10 Antworten auf „Porsche Boxster S (981) Fahrbericht“

  1. Sehr schöner Bericht. Hast Du die Bilder selbst gemacht? Wenn ja, großes Lob, die sind absolut genial geworden. 🙂
    Der neue Boxster ist wirklich ein tolles Auto, gerade in Sachen Design finde ich auch kein Vergleich zum alten. Habe die beiden kürzlich nebeneinander gesehen, IMHO ein Riesenfortschritt.

    Gerade die Mischung aus Cabrio, vergleichsweise leichtem Auto mit gerade genug Motorleistung führt dazu, daß ich den Boxster S auch wenn Geld keine Rolle spielen würde dem 911er wohl vorziehe. Soll der Sternenkreuzer halt auf der Autobahn davonziehen, auf der Landstraße habe ich mit Sicherheit (viel) mehr Spaß.

    1. @Robert:

      Hi Robert, die Fotos sind natürlich – wie immer – ausschließlich von mir selbst. 🙂 Danke für das Lob…
      Ich sehe es genauso… die beiden vorherigen Boxster-Generationen sehen schon fast popelig neben dem neuen aus. Der 981 hat echt viel vom 918 Spyder Concept geerbt und es steht ihm ausgezeichnet.
      Ob ich den Boxster dem 911er vorziehen würde… da bin ich mir WIRKLICH nicht sicher. Verflucht schwierige Entscheidung.

  2. Hallo Can, wieder ein wirklich toller Bericht. Natürlich auch aufgrund der Fotos. Womit wir auch schon bei meiner Frage währen. Das vorletzte Foto der Felge und des Bremssattel sieht ja aus wie aus wie geleckt.

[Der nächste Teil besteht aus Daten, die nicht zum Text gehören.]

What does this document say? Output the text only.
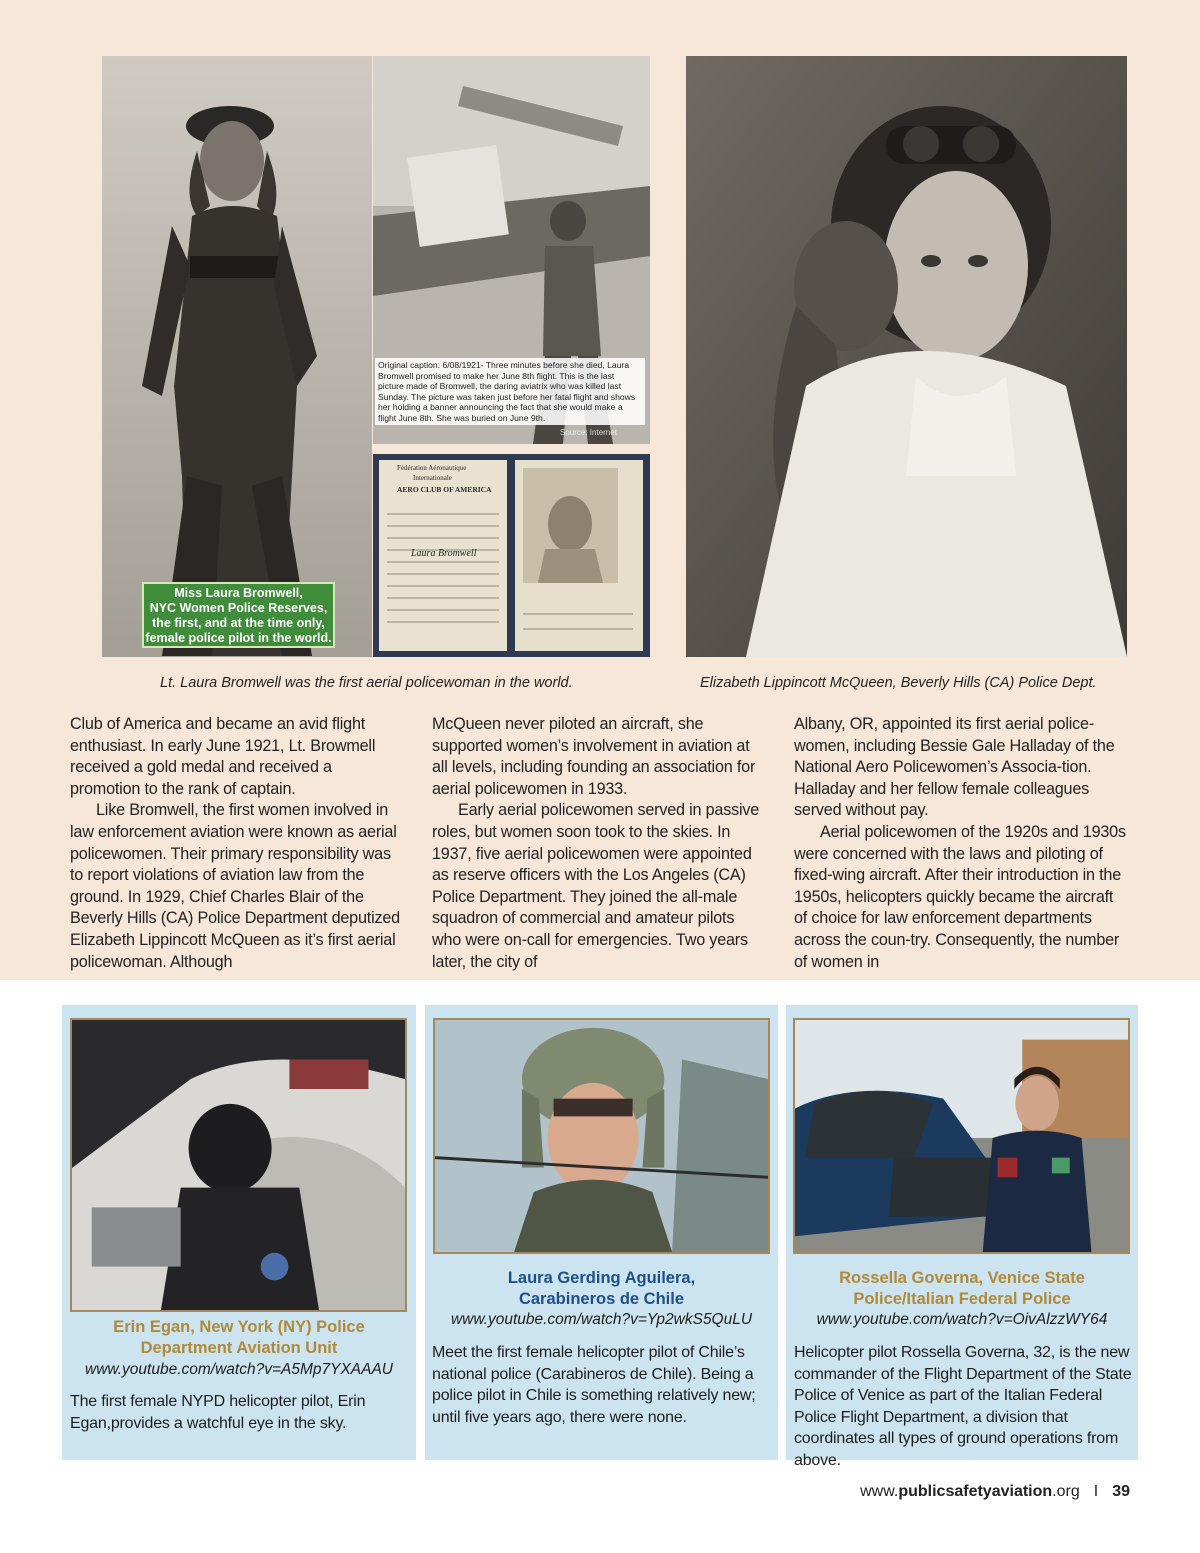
Miss Laura Bromwell,
NYC Women Police Reserves,
the first, and at the time only,
female police pilot in the world.
Original caption: 6/08/1921- Three minutes before she died, Laura Bromwell promised to make her June 8th flight. This is the last picture made of Bromwell, the daring aviatrix who was killed last Sunday. The picture was taken just before her fatal flight and shows her holding a banner announcing the fact that she would make a flight June 8th. She was buried on June 9th.
Source: Internet
Fédération Aéronautique
Internationale
AERO CLUB OF AMERICA
Laura Bromwell
Lt. Laura Bromwell was the first aerial policewoman in the world.	Elizabeth Lippincott McQueen, Beverly Hills (CA) Police Dept.

Club of America and became an avid flight enthusiast. In early June 1921, Lt. Browmell received a gold medal and received a promotion to the rank of captain.

Like Bromwell, the first women involved in law enforcement aviation were known as aerial policewomen. Their primary responsibility was to report violations of aviation law from the ground. In 1929, Chief Charles Blair of the Beverly Hills (CA) Police Department deputized Elizabeth Lippincott McQueen as it’s first aerial policewoman. Although

McQueen never piloted an aircraft, she supported women’s involvement in aviation at all levels, including founding an association for aerial policewomen in 1933.

Early aerial policewomen served in passive roles, but women soon took to the skies. In 1937, five aerial policewomen were appointed as reserve officers with the Los Angeles (CA) Police Department. They joined the all-male squadron of commercial and amateur pilots who were on-call for emergencies. Two years later, the city of

Albany, OR, appointed its first aerial police-women, including Bessie Gale Halladay of the National Aero Policewomen’s Associa-tion. Halladay and her fellow female colleagues served without pay.

Aerial policewomen of the 1920s and 1930s were concerned with the laws and piloting of fixed-wing aircraft. After their introduction in the 1950s, helicopters quickly became the aircraft of choice for law enforcement departments across the coun-try. Consequently, the number of women in

Erin Egan, New York (NY) Police
Department Aviation Unit
www.youtube.com/watch?v=A5Mp7YXAAAU
The first female NYPD helicopter pilot, Erin Egan,provides a watchful eye in the sky.
Laura Gerding Aguilera,
Carabineros de Chile
www.youtube.com/watch?v=Yp2wkS5QuLU
Meet the first female helicopter pilot of Chile’s national police (Carabineros de Chile). Being a police pilot in Chile is something relatively new; until five years ago, there were none.
Rossella Governa, Venice State
Police/Italian Federal Police
www.youtube.com/watch?v=OivAlzzWY64
Helicopter pilot Rossella Governa, 32, is the new commander of the Flight Department of the State Police of Venice as part of the Italian Federal Police Flight Department, a division that coordinates all types of ground operations from above.
www.publicsafetyaviation.org I 39
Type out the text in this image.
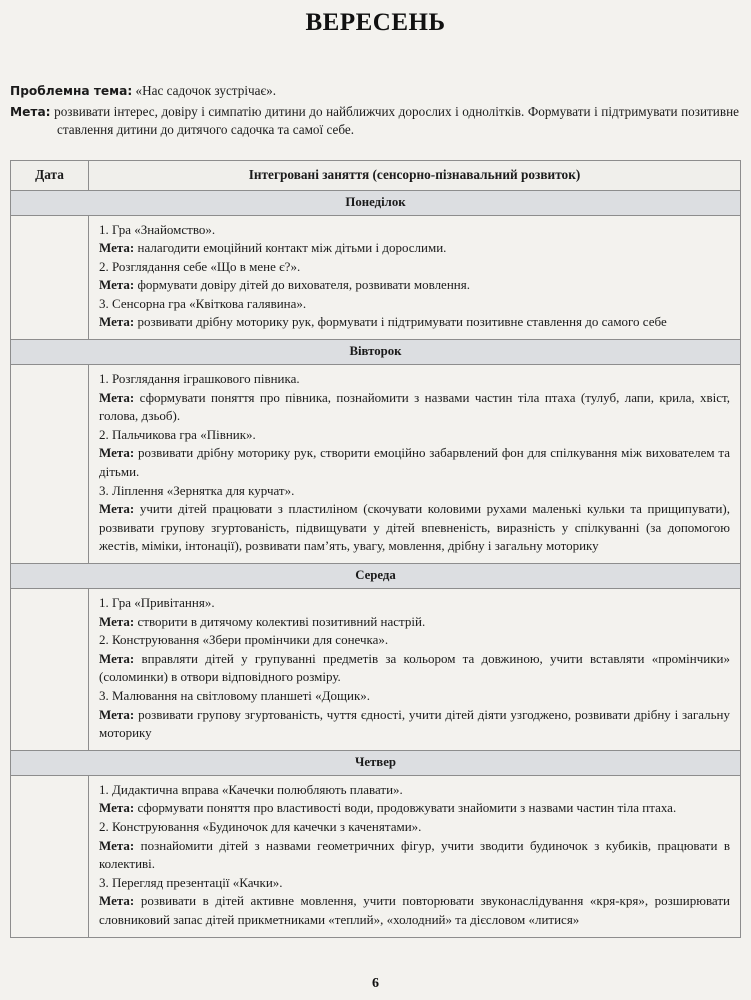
ВЕРЕСЕНЬ

Проблемна тема: «Нас садочок зустрічає».

Мета: розвивати інтерес, довіру і симпатію дитини до найближчих дорослих і однолітків. Формувати і підтримувати позитивне ставлення дитини до дитячого садочка та самої себе.

Дата	Інтегровані заняття (сенсорно-пізнавальний розвиток)
Понеділок	

1. Гра «Знайомство».

Мета: налагодити емоційний контакт між дітьми і дорослими.

2. Розглядання себе «Що в мене є?».

Мета: формувати довіру дітей до вихователя, розвивати мовлення.

3. Сенсорна гра «Квіткова галявина».

Мета: розвивати дрібну моторику рук, формувати і підтримувати позитивне ставлення до самого себе

Вівторок	

1. Розглядання іграшкового півника.

Мета: сформувати поняття про півника, познайомити з назвами частин тіла птаха (тулуб, лапи, крила, хвіст, голова, дзьоб).

2. Пальчикова гра «Півник».

Мета: розвивати дрібну моторику рук, створити емоційно забарвлений фон для спілкування між вихователем та дітьми.

3. Ліплення «Зернятка для курчат».

Мета: учити дітей працювати з пластиліном (скочувати коловими рухами маленькі кульки та прищипувати), розвивати групову згуртованість, підвищувати у дітей впевненість, виразність у спілкуванні (за допомогою жестів, міміки, інтонації), розвивати пам’ять, увагу, мовлення, дрібну і загальну моторику

Середа	

1. Гра «Привітання».

Мета: створити в дитячому колективі позитивний настрій.

2. Конструювання «Збери промінчики для сонечка».

Мета: вправляти дітей у групуванні предметів за кольором та довжиною, учити вставляти «промінчики» (соломинки) в отвори відповідного розміру.

3. Малювання на світловому планшеті «Дощик».

Мета: розвивати групову згуртованість, чуття єдності, учити дітей діяти узгоджено, розвивати дрібну і загальну моторику

Четвер	

1. Дидактична вправа «Качечки полюбляють плавати».

Мета: сформувати поняття про властивості води, продовжувати знайомити з назвами частин тіла птаха.

2. Конструювання «Будиночок для качечки з каченятами».

Мета: познайомити дітей з назвами геометричних фігур, учити зводити будиночок з кубиків, працювати в колективі.

3. Перегляд презентації «Качки».

Мета: розвивати в дітей активне мовлення, учити повторювати звуконаслідування «кря-кря», розширювати словниковий запас дітей прикметниками «теплий», «холодний» та дієсловом «литися»

6
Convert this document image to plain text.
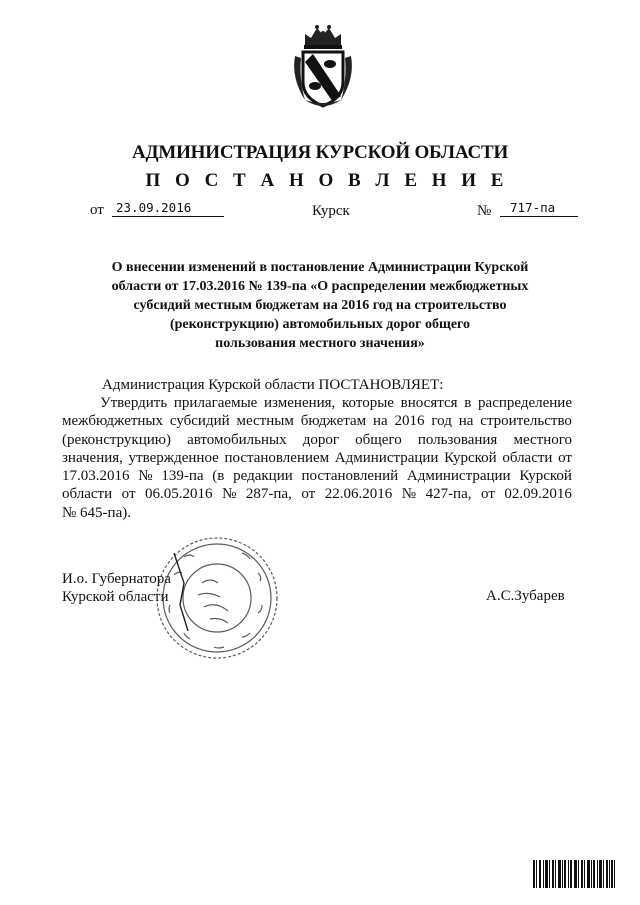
АДМИНИСТРАЦИЯ КУРСКОЙ ОБЛАСТИ
П О С Т А Н О В Л Е Н И Е
от 23.09.2016	Курск	№	717-па
О внесении изменений в постановление Администрации Курской
области от 17.03.2016 № 139-па «О распределении межбюджетных
субсидий местным бюджетам на 2016 год на строительство
(реконструкцию) автомобильных дорог общего
пользования местного значения»
Администрация Курской области ПОСТАНОВЛЯЕТ:
Утвердить прилагаемые изменения, которые вносятся в распределение
межбюджетных субсидий местным бюджетам на 2016 год на строительство
(реконструкцию) автомобильных дорог общего пользования местного
значения, утвержденное постановлением Администрации Курской области от
17.03.2016 № 139-па (в редакции постановлений Администрации Курской
области от 06.05.2016 № 287-па, от 22.06.2016 № 427-па, от 02.09.2016
№ 645-па).
И.о. Губернатора
Курской области	А.С.Зубарев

Sauberer als meine Teller. 😉 Hast du das Bild nachgearbeitet oder die Felgen und den Sattel 2 Stunden geputzt? (Ernst gemeinte Frage)

    Und zum Thema 911 / Boxster: Mit der neuen Generation 981 würde ich mich erstmals wohl auch für den Boxster entscheiden. Der 911 ist zwar (verdient) DER Porsche, aber es wird Zeit für ein Umdenken. 😉

    1. @Heiko:

      Hi Heiko: Ernstgemeinte Antworte auf die ernstgemeinte Frage: Die Felge und der Bremssattel waren einfach so sauber! Natürlich habe ich das Auto vor dem Shooting ordentlich geputzt. Aber auch vom Hersteller kommt das Fahrzeug meistens wie geleckt. Vermutlich hat der Dreck also keine Chance sich so richtig festzusetzen wenn das Auto alle zwei Wochen generalgereinigt wird.
      Vielleicht hat Porsche aber auch irgendeine Beschichtung auf den Felgen? Who knows…
      Nachbearbeitet ist es in dem Fall nicht.

      vg
      bycan

  3. Hi Bycan! Nachdem ich mich entschlossen hab, auch einen haben zu wollen bin ich auf diesen wirklich emotionalen Bericht und Video gelandet. Der Sound bei Launchcontrol ist wirklich gelungen und die Umsetzung als Video noch mehr. Jetzt weiß ich, ich habe den richtigen für mich gefunden. Danke!